The standardisation schema is structured as five governed layers, each encapsulating a distinct design concern and exposing only governed interfaces to the layers next to it. The layering is itself an enforcement mechanism: no downstream consumer can bypass the identity, role, or ambiguity conditions an upstream layer has established. The table reads from the most foundational layer (identity) to the most integrative (governance audit), and for each layer it states the concern it owns, the fields it requires, the rule that validates those fields, and the way it handles ambiguity rather than hiding it.

Schema layer Concern Required fields Validation rule Ambiguity handling
Identity Stabilise record identity across duplicated clause IDs and preserve source traceability record_uid, source_clause_id, source_text, provenance_ref record_uid unique in the dataset; source_text non-empty; source_clause_id may repeat If a source_clause_id repeats with distinct text, the rows are kept separate and marked ambiguity_profile.identity_conflict=true
Clause role Preserve the inferential class of each statement for downstream interpretation clause_class, modality_profile A missing or unknown class is invalid; defaulting is disallowed unless explicitly justified Mixed or uncertain frames are marked ambiguity_profile.role_conflict=true with an explanatory note
Lexical-semantic Represent term evidence and polysemy burden at row level term_lemma_set, ambiguity_profile Each mapped high-frequency lemma carries a confidence label Polysemous terms retain their confidence label (strong, moderate, weak) and a method-evidence summary
Ontological mapping Bind terms to primitives and relations under declared constraints primitive_assignments, relation_assignments, residual_flag Mappings outside the allowed primitive or relation sets are invalid; each assignment carries a rationale tag Where no stable assignment exists, residual_flag is set true with a residual_reason and a review pathway
Governance audit Keep artefact behaviour reproducible and reviewable across chapter boundaries provenance_ref, residual_flag, notes Every verified row traces to its source object and its chapter claim-bank identifier Residuals are never suppressed; an unresolved row carries a documented disposition stage

Clause Representation Contract (field-level type)

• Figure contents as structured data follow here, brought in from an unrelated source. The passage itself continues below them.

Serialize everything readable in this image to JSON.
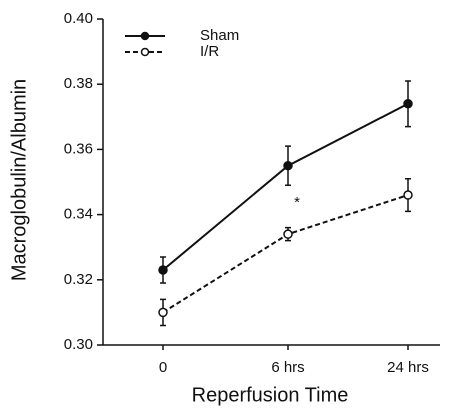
{
  "chart_data": {
    "type": "line",
    "x_label": "Reperfusion Time",
    "y_label": "Macroglobulin/Albumin",
    "categories": [
      "0",
      "6 hrs",
      "24 hrs"
    ],
    "series": [
      {
        "name": "Sham",
        "color": "#111111",
        "line_style": "solid",
        "marker": "filled",
        "values": [
          0.323,
          0.355,
          0.374
        ],
        "errors": [
          0.004,
          0.006,
          0.007
        ]
      },
      {
        "name": "I/R",
        "color": "#111111",
        "line_style": "dashed",
        "marker": "open",
        "values": [
          0.31,
          0.334,
          0.346
        ],
        "errors": [
          0.004,
          0.002,
          0.005
        ]
      }
    ],
    "ylim": [
      0.3,
      0.4
    ],
    "yticks": [
      {
        "value": 0.3,
        "label": "0.30"
      },
      0.32,
      0.34,
      0.36,
      0.38,
      {
        "value": 0.4,
        "label": "0.40"
      }
    ],
    "annotation": "*",
    "legend": "top-left"
  }
}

Every schema row is governed by the field-level type contract below. Each field exists because a measured failure mode requires it — the failure analysis is in Chapter 5, Section 5.4 — so no field is optional: removing any one reintroduces the failure mode it was designed to prevent.

Field Requirement Allowed values / types Validation rule Ambiguity handling
record_uid Required; stable unique identity sha1(source_clause_id concatenated with source_text) string Unique across all rows; non-null Identity collisions are treated as blocking defects
source_clause_id Required; non-unique allowed String (e.g. 07-01-17) Non-empty Repeats are allowed only with a distinct record_uid
source_text Required Non-empty string Length greater than zero after trimming Text variants are retained as separate evidence rows
clause_class Required design_requirement, rationale, applicable_to, other Enum membership An uncertain class requires an explicit note and a role_conflict marker
term_lemma_set Required for analytic rows Array of lemma strings Array exists; each lemma normalised Uncertain lemmas are flagged in ambiguity_profile
primitive_assignments Required for mapped rows Array of {term, primitive, rationale} Primitive in the approved set An unresolved term takes the residual path rather than a forced assignment
relation_assignments Required when a semantic relation is explicit Array of canonical relation tags Relation in the approved set A disputed relation is marked with a confidence label and a note
modality_profile Required Object (modal_terms, normative_force) Object present Weak or ambiguous force classifications are recorded explicitly
ambiguity_profile Required Object (polysemy_confidence, identity_conflict, role_conflict, notes) Object present with keys Confidence labels are preserved from the source analyses
residual_flag Required Boolean Boolean present A true value requires a residual_reason and a planned disposition
provenance_ref Required Source file path plus location anchor The trace path must resolve Unresolved provenance is blocking for a verified claim

Foundational Entity Inventory

The foundational inventory is the stratified vocabulary of spatial-semantic entities that remains after the ablation-justified removal of zone. It is organised into seven schematic primitives — irreducible conceptual baselines — and seven elaborated composites construed from them through the relation operators (Canonical Relation Set, below). The set is closed by empirical ablation rather than by definitional fiat: any extension requires a comparable ablation justification before a new term is admitted to the governed schema.

Schematic primitives

Primitive Domain Justification
space Spatial entity Core spatial concept; maps to IFC IfcSpace and BOT bot:Space
boundary Spatial boundary Containment and separation construct; maps to IFC IfcRelSpaceBoundary
element Built component Generic physical component; maps to IFC IfcBuildingElement
quality Attribute Dimensional, material, or performance attribute; thesis-specific (ablation: 16.4 per cent information loss on removal)
activity Function Occupant activity supported by an entity; thesis-specific (ablation: 30.3 per cent information loss on removal)
context Governance Environmental or regulatory scope qualifier; thesis-specific (ablation justified by coverage necessity)
actor Participant The human subject a requirement addresses; thesis-specific, made explicit under the re-stratification and inheriting the participant terms formerly recorded under role (ablation justified by coverage necessity)

Elaborated composites

Composite Domain Justification
room Spatial entity Named functional space; maps to an IFC IfcSpace subtype
dwelling Spatial entity Highest-level habitable unit; maps to IFC IfcBuilding
opening Spatial boundary Access point between bounded spaces; maps to IFC IfcOpeningElement
path Circulation Designed movement route; maps to IFC IfcSpace (circulation subtype)
level Vertical position Storey or vertical stratum; maps to IFC IfcBuildingStorey
fixture Built component Fixed service or fitting; maps to IFC IfcFurnishingElement
role Function Functional assignment of an actor and activity to an entity, expressed relationally through serves_role; thesis-specific (ablation justified by coverage necessity)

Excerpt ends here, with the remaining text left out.